Беатриче и Вергилий | страница 10



— Где же легкость? Вы превращаете Моцарта в здоровенного черного вола, на котором вспахиваете поле.

С этими словами он взял свой кларнет и выдал столь громкий, изумительно чистый и бурный пассаж, что Генри опешил. Казалось, ему представили музыкальный вариант мира Марка Шагала, в котором нет земного притяжения, где козы, новобрачные и лошади парят в многоцветном небе. Инструмент учителя смолк, и внезапная пустота, возникшая в комнате, едва не засосала Генри. Он глянул на свой кларнет. Учитель все прочел по его лицу.

— Не переживайте, — сказал он. — Это вопрос практики. Скоро все получится.

Взявшись за рукоятки плуга, Генри вновь подстегнул своего черного вола. Учитель улыбнулся и прикрыл глаза.

— Вот хорошо, хорошо, — кивая, приговаривал он, словно бык воспарил к небесам.

Используя юношеский багаж знаний, пропадавший втуне, Генри занялся испанским языком. Французский был родным для его матери, а удача иметь родителями канадских дипломатов-скитальцев позволила ему совершенно свободно изъясняться на английском и немецком. Лишь испанский неплотно засел в юных мозгах. Ребенком Генри три года жил в Коста-Рике, но ходил в английскую школу. На улицах Сан-Хосе он освоил цветистую кайму языка, но не его основу. Результатом стали хорошая фонетика и знание идиом, а вот грамматика хромала. Дабы ее подтянуть, Генри брал уроки у мечтательного аспиранта-испанца, писавшего кандидатскую по истории.

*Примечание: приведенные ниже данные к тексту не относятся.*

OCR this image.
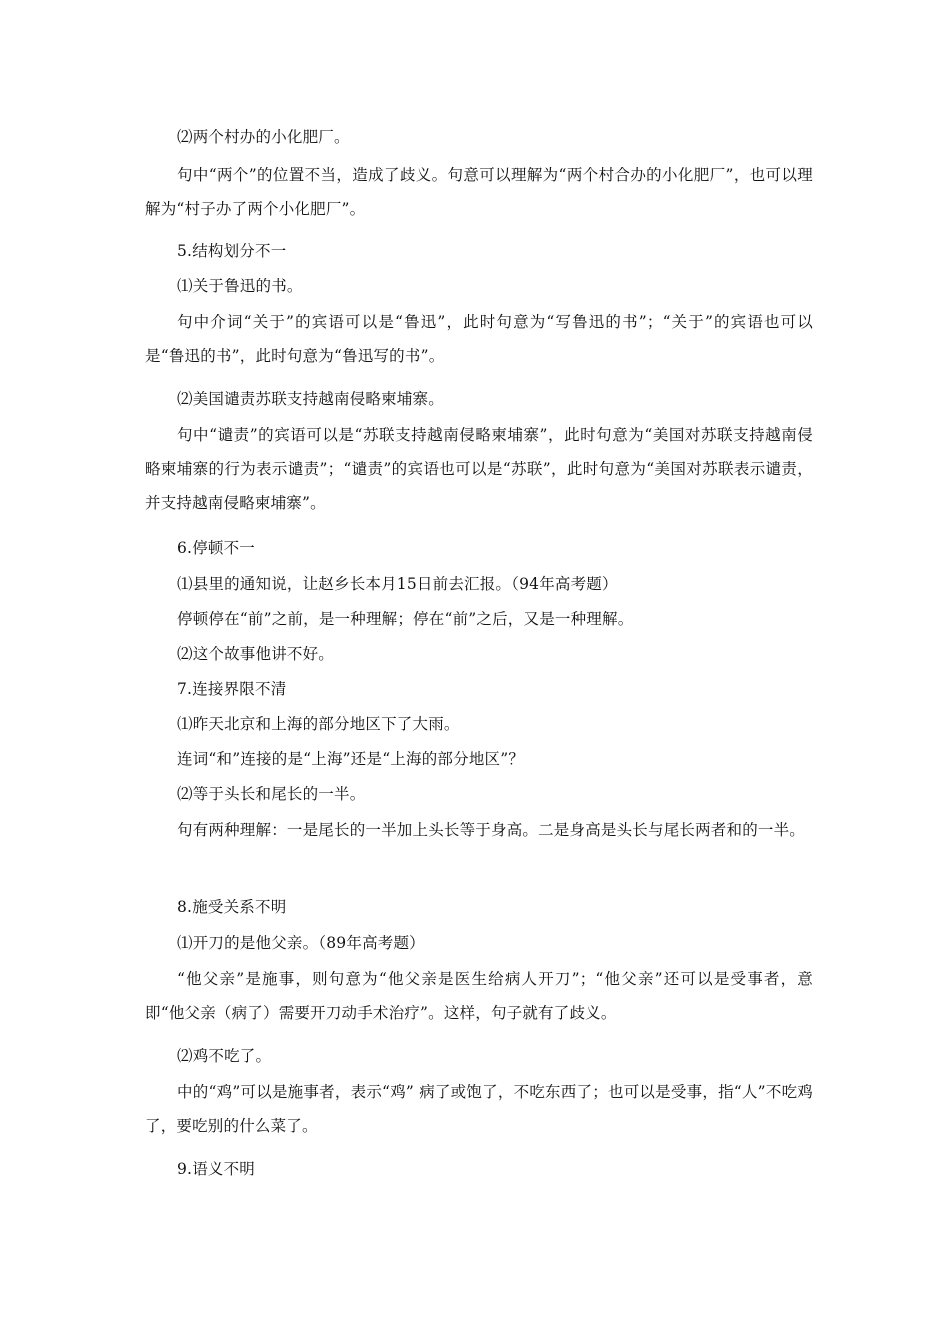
⑵两个村办的小化肥厂。
句中“两个”的位置不当，造成了歧义。句意可以理解为“两个村合办的小化肥厂”，也可以理解为“村子办了两个小化肥厂”。
5.结构划分不一
⑴关于鲁迅的书。
句中介词“关于”的宾语可以是“鲁迅”，此时句意为“写鲁迅的书”；“关于”的宾语也可以是“鲁迅的书”，此时句意为“鲁迅写的书”。
⑵美国谴责苏联支持越南侵略柬埔寨。
句中“谴责”的宾语可以是“苏联支持越南侵略柬埔寨”，此时句意为“美国对苏联支持越南侵略柬埔寨的行为表示谴责”；“谴责”的宾语也可以是“苏联”，此时句意为“美国对苏联表示谴责，并支持越南侵略柬埔寨”。
6.停顿不一
⑴县里的通知说，让赵乡长本月15日前去汇报。（94年高考题）
停顿停在“前”之前，是一种理解；停在“前”之后，又是一种理解。
⑵这个故事他讲不好。
7.连接界限不清
⑴昨天北京和上海的部分地区下了大雨。
连词“和”连接的是“上海”还是“上海的部分地区”？
⑵等于头长和尾长的一半。
句有两种理解：一是尾长的一半加上头长等于身高。二是身高是头长与尾长两者和的一半。
8.施受关系不明
⑴开刀的是他父亲。（89年高考题）
“他父亲”是施事，则句意为“他父亲是医生给病人开刀”；“他父亲”还可以是受事者，意即“他父亲（病了）需要开刀动手术治疗”。这样，句子就有了歧义。
⑵鸡不吃了。
中的“鸡”可以是施事者，表示“鸡” 病了或饱了，不吃东西了；也可以是受事，指“人”不吃鸡了，要吃别的什么菜了。
9.语义不明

То, что языком своих книг он выбрал английский, на родине вызывало легкое недоумение. Это un hazard[7], объяснял Генри. Если учишься в английской и немецкой школах, начинаешь думать на этих языках, а потом, естественно, на них и писать. Его первые творческие опусы, весьма личные и не предназначенные к публикации, были на немецком, рассказывал Генри ошеломленным журналистам. Этот язык пленил его хрусткой фонетикой, четким звучанием, головоломной грамматикой и архитектурным строем. Став амбициознее, рассказывал Генри, он понял явную нелепость того, что канадский автор пишет по-немецки. Das ist doch verrückt![8] Он переключился на английский. Колониализм — страшный бич для народа, кому он навязан, но благо для языка. Стремление английского использовать все новое и чуждое, его усердное и небрезгливое воровство слов из других наречий, его безмерный вокабуляр, сродни музейному запаснику, его безразличие к орфографии и отношение к грамматике по принципу «не тревожься, будь счастлив»[9] превратили его в цветистый и богатый язык, полюбившийся Генри. Исходя из сугубо личного опыта, он считал английский джазом, немецкий — классикой, французский — церковной музыкой, а испанский — городским шансоном. В смысле, пронзи ему сердце, и оно закровоточит французским, вскрой черепушку — извилины замерцают английским и немецким, а испанский почувствуешь на его ладонях. Но это так, к слову.